I got my shots on Friday at Northwestern. They cost 11k per shot. I had been getting two 20mg shots of sandostatin, one in each butt cheek. The tumors kept growing, and my Doctor was able to get my great insurance to cover two 30mg shots of sandostatin. I will turn 64 this December and 65 in 2016.
While I was on the infusion floor, I heard another patient asking whether anybody gets 60mg of shots because his doctor told him medicare will only approve the 40mg monthly. I explained to him how unpleasant it will become if I do live to 65 because the sando keeps my symptoms under control and slows the tumor growth. I will have a choice at 65. To either have a terrible time of it as I slowly fade away with the reduced sando injections, or I can travel to Canada to Windsor, the closest spot from where I live, and pay $1,500 for a twenty Mg. shot and whatever the clinic will charge for the injection. The Canadian price used to be over $2,500 per 20mg, but they have negotiated the price down, and the exchange rate has become more favorable. This will mean about 21k out of pocket medical bills at 65. I will have to continue working in one business in order to afford that, but it is no big deal because I am only working about 20% of what I used to work.
It is critical to do careful analysis of your insurance policies. The supplementals with medicare, and to look for alternatives which will allow folks to survive when facing the Big C. I seldom show emotion, but when I see sick people who cannot get these shots or have them reduced because insurance companies feel the medications are still in the experimental stage, I just hang my head. When I see a young mother with children battling this disease, it overpowers me. I spoke with my 90 year old mother this morning who is in hospice, and she probably has less than a week. Her parts have simply worn out, and we share a very positive attitude.
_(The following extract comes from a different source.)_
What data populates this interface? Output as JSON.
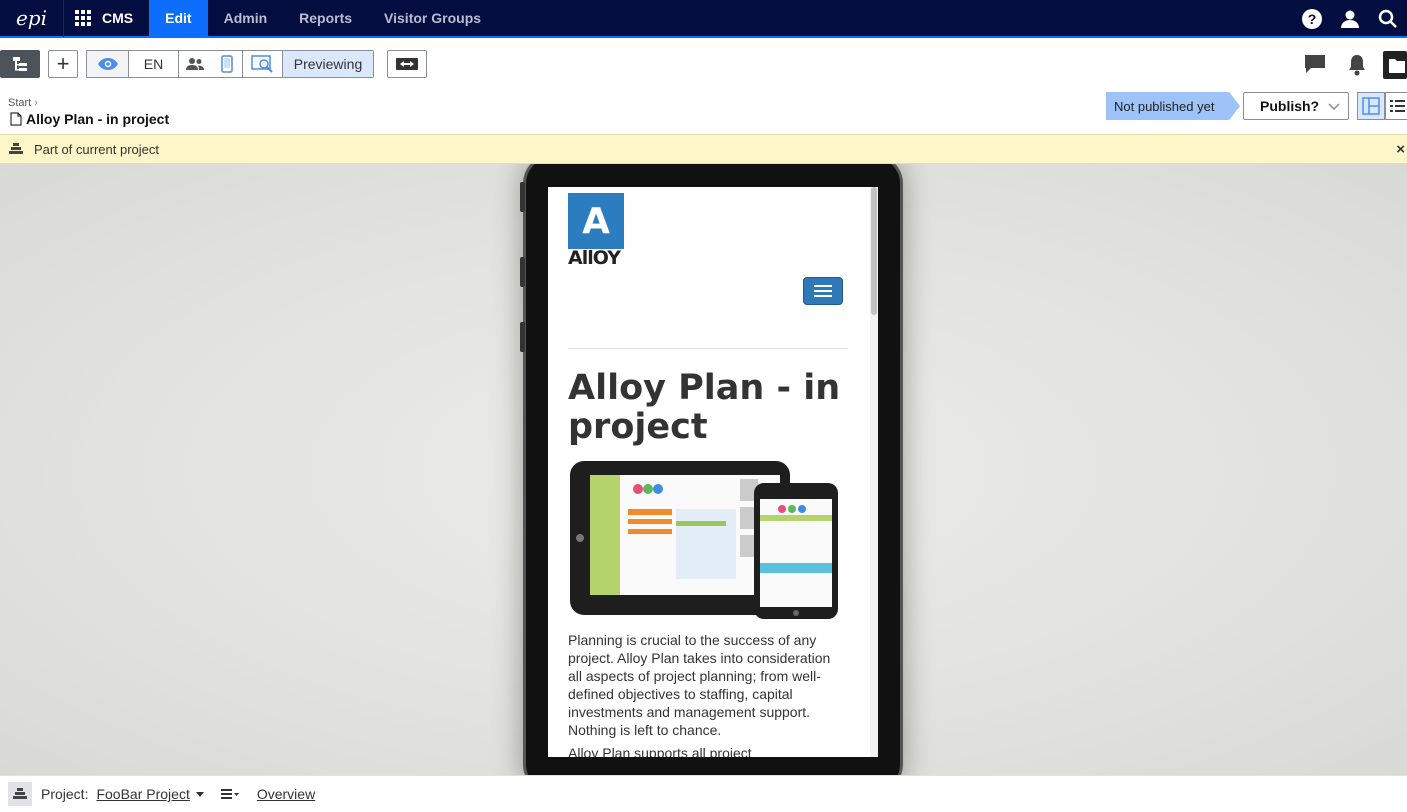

She is thankful that her mind has been lucid and clear to the end, and this is strange.....I do not feel that deep sadness when my own 90 year old mother is about to pass because I know she has had a happy and fulfilling life and it is time, but it is really hard to see Cancer taking young mothers who have not lived, who will not get to share their lives with their children....month after month of visiting the infusion floor and seeing how unfair life can be at times. So I try not to dwell on it until my visit next month, and today I picked up some lumber and needed help with loading the same.....I explained to the fork lift driver who helped me load, that I was building a handicap ramp to my house and I want them to say when the are wheeling me out....."damn....this is a good ramp"......He became silent put his head down, made some cuts of the wood and came over just laughing.....he said I tried to keep the laughter in, but damn that was funny......enjoy every moment and live life to the fullest.